2008-05-26
Shimming modules for testing (and fun)
Suppose that you have a chunk of Python code that wants to properly map IP addresses to hostnames, and you want to test this code to make sure that it actually works (especially with unit tests). In order to do this you need to contrive for various IP address and hostname lookups to fail in various ways, and to do this on command.
The easy way to do this is to exploit Python's freedom by shimming (well, replacing) the gethostbyname()
and gethostbyaddr() functions in the socket module with
completely fake versions, for example simple functions that just consult
an internal table for the results they should return for various
lookups. You then test your IP to hostname mapping code against these
known fake IP addresses and make sure it returns correct results (since
you already know what each IP address should result in; you specified
it).
(Make sure that your test framework saves the original functions and puts them back into place after the test finishes; otherwise things may get very confused.)
Shimming ordinary module functions is usually a relatively
simple thing (another useful module to shim is the time module, if you are testing
time-dependent things). With more work you can shim entire classes, such
as socket.socket, so that code that creates its own sockets and does
things to them can be tested under completely controlled conditions.
(Watch out, though; it's easy for your shims to get overly complex and clever. I was probably there by the end of my unit testing fun. Also, remember to document what all of this clever testing code does, or you may have more excitement than you want in a year or so.)
Disclaimer: this is unlikely to be the officially TDD-approved way of unit testing this sort of stuff. But it has the two great virtues of not contorting your actual code and being relatively simple.
2008-05-01
What the co_names attribute on Python code objects is
As a trap for the unwary, Python code objects have both a co_names
and a co_varnames attribute. Since I just confused myself about
which was what the other day, here is what the
co_names one is.
Put simply, co_names is a tuple of names of globals and attributes
that are used by the function's code. For example, if you have 'a =
self.bar()' in the function, the 'bar' will show up in co_names,
as will the 'foo' from 'a = foo()'.
(Perhaps I should call these 'identifiers' instead of 'names'. In Ruby and Lisp and probably elsewhere these are called symbols.)

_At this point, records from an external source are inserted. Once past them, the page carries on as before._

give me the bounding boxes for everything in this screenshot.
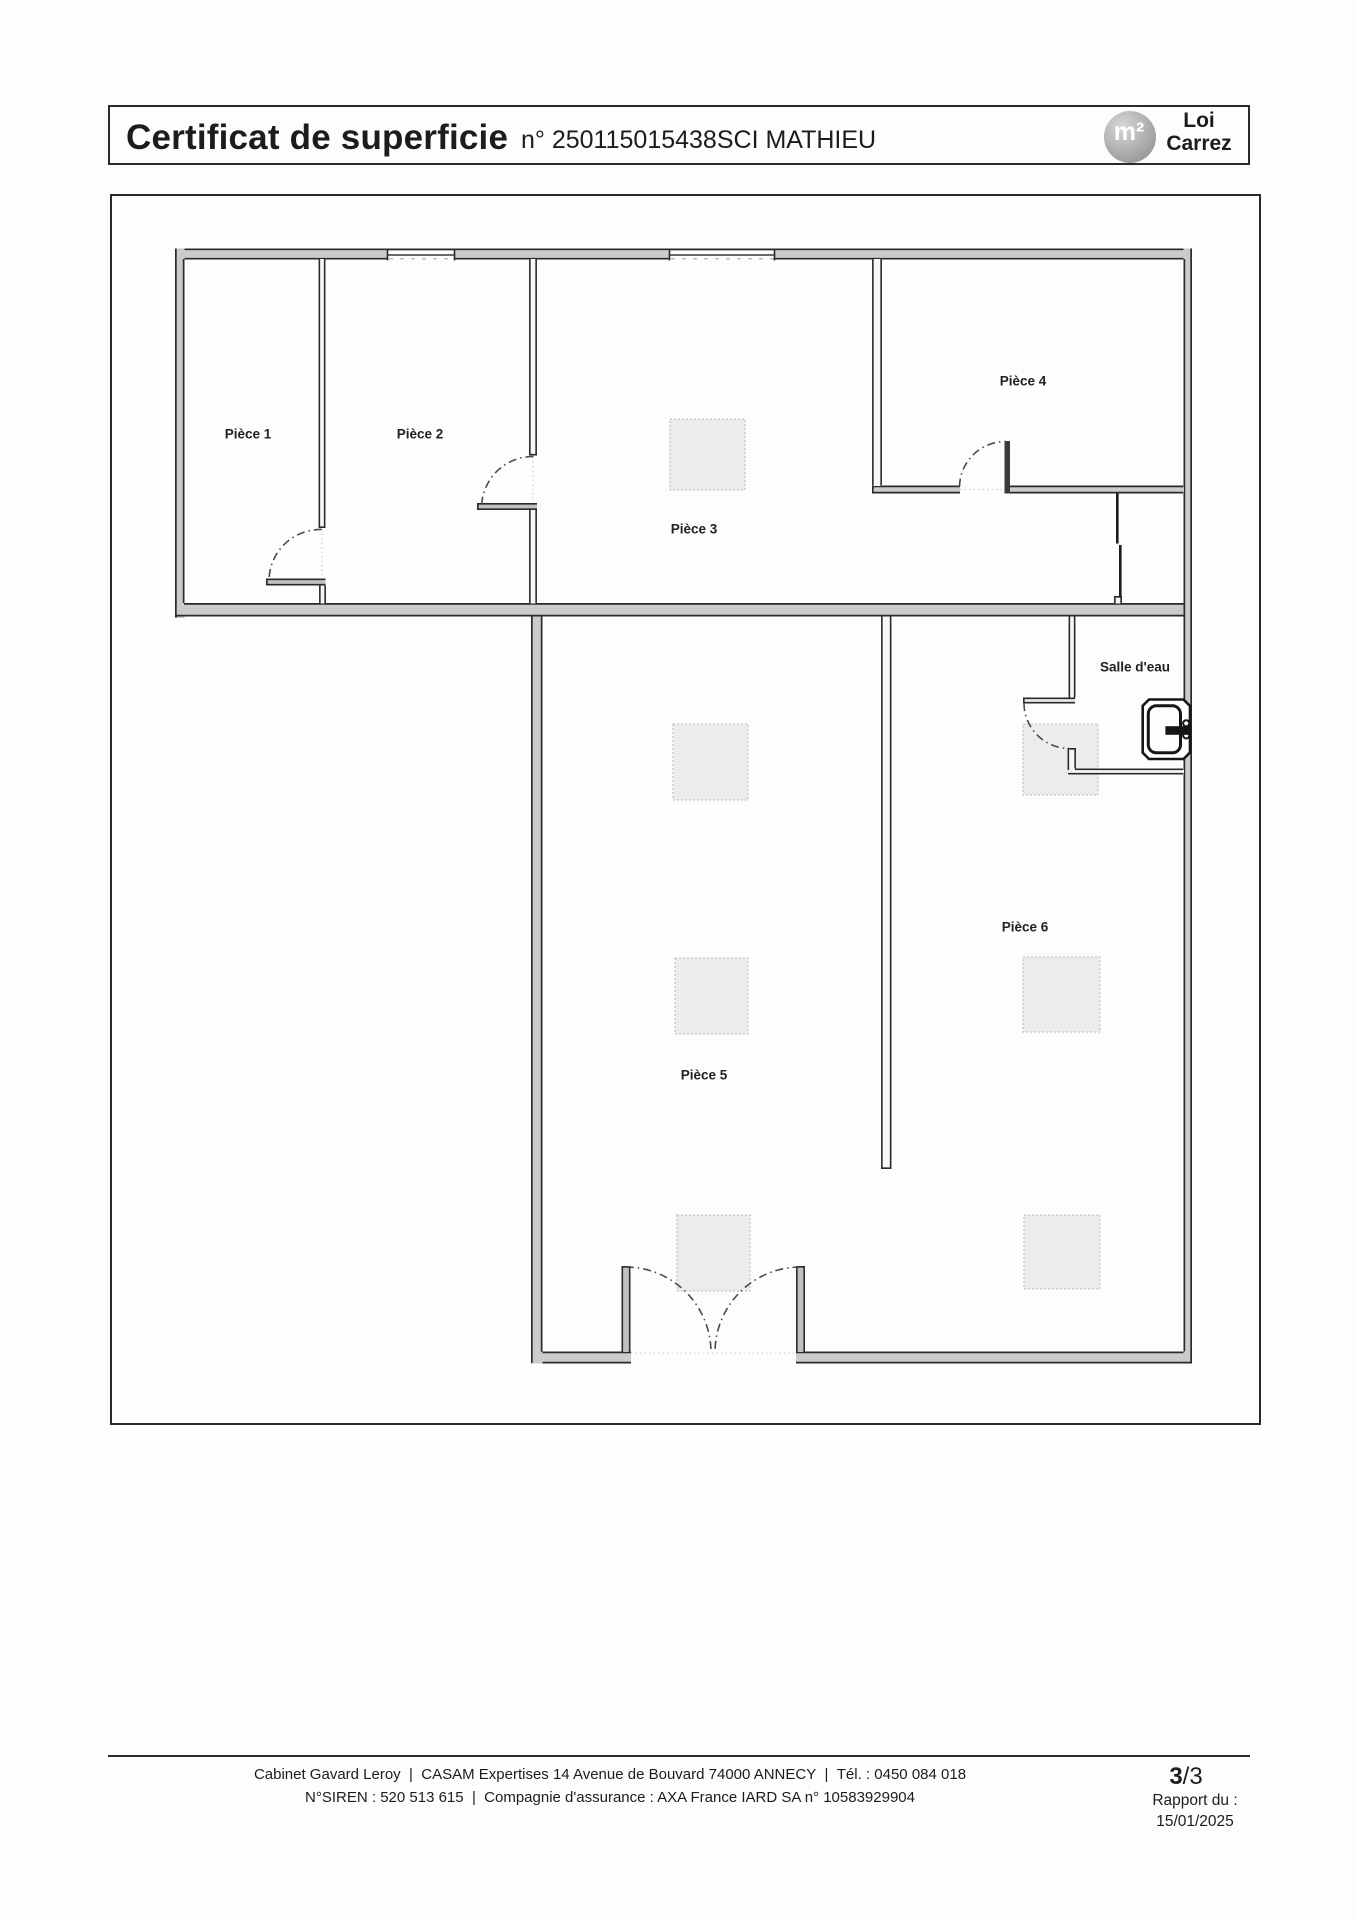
svg-text:Pièce 2: Pièce 2 bbox=[397, 427, 444, 442]
svg-text:Pièce 3: Pièce 3 bbox=[671, 522, 718, 537]
svg-text:Pièce 6: Pièce 6 bbox=[1002, 920, 1049, 935]
svg-text:Pièce 5: Pièce 5 bbox=[681, 1068, 728, 1083]
svg-text:Pièce 1: Pièce 1 bbox=[225, 427, 272, 442]
svg-text:Salle d'eau: Salle d'eau bbox=[1100, 660, 1170, 675]
svg-text:Pièce 4: Pièce 4 bbox=[1000, 374, 1047, 389]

Ultimately this is part of how the CPython bytecode interpreter is
implemented. When the bytecode interpreter refers to anything but a
local variable, it has to do an attribute lookup
with the name to get the actual object involved. Rather than put the
name that's being looked up directly in the bytecode instructions,
CPython puts all the names into a table and has the instructions refer
to table slots, so the LOAD_GLOBAL instruction says 'look up name 3'
instead of 'look up "somevar"'. And co_names is that table (or at
least a representation of that table).
Each name only appears once in co_names, no matter how many times
it's used in your function and no matter if it's used in different
contexts; if you have both 'obj.foo' and 'foo()' in your code, there
will only be one "foo" in co_names, even though one use of the name
is for an object attribute and one is for a global. As far as I can tell
from reading CPython source, names are always interned strings and so
are globally unique.
(The co_names table slot numbers are of course a per-function thing;
slot 0 in different functions will refer to completely different names.)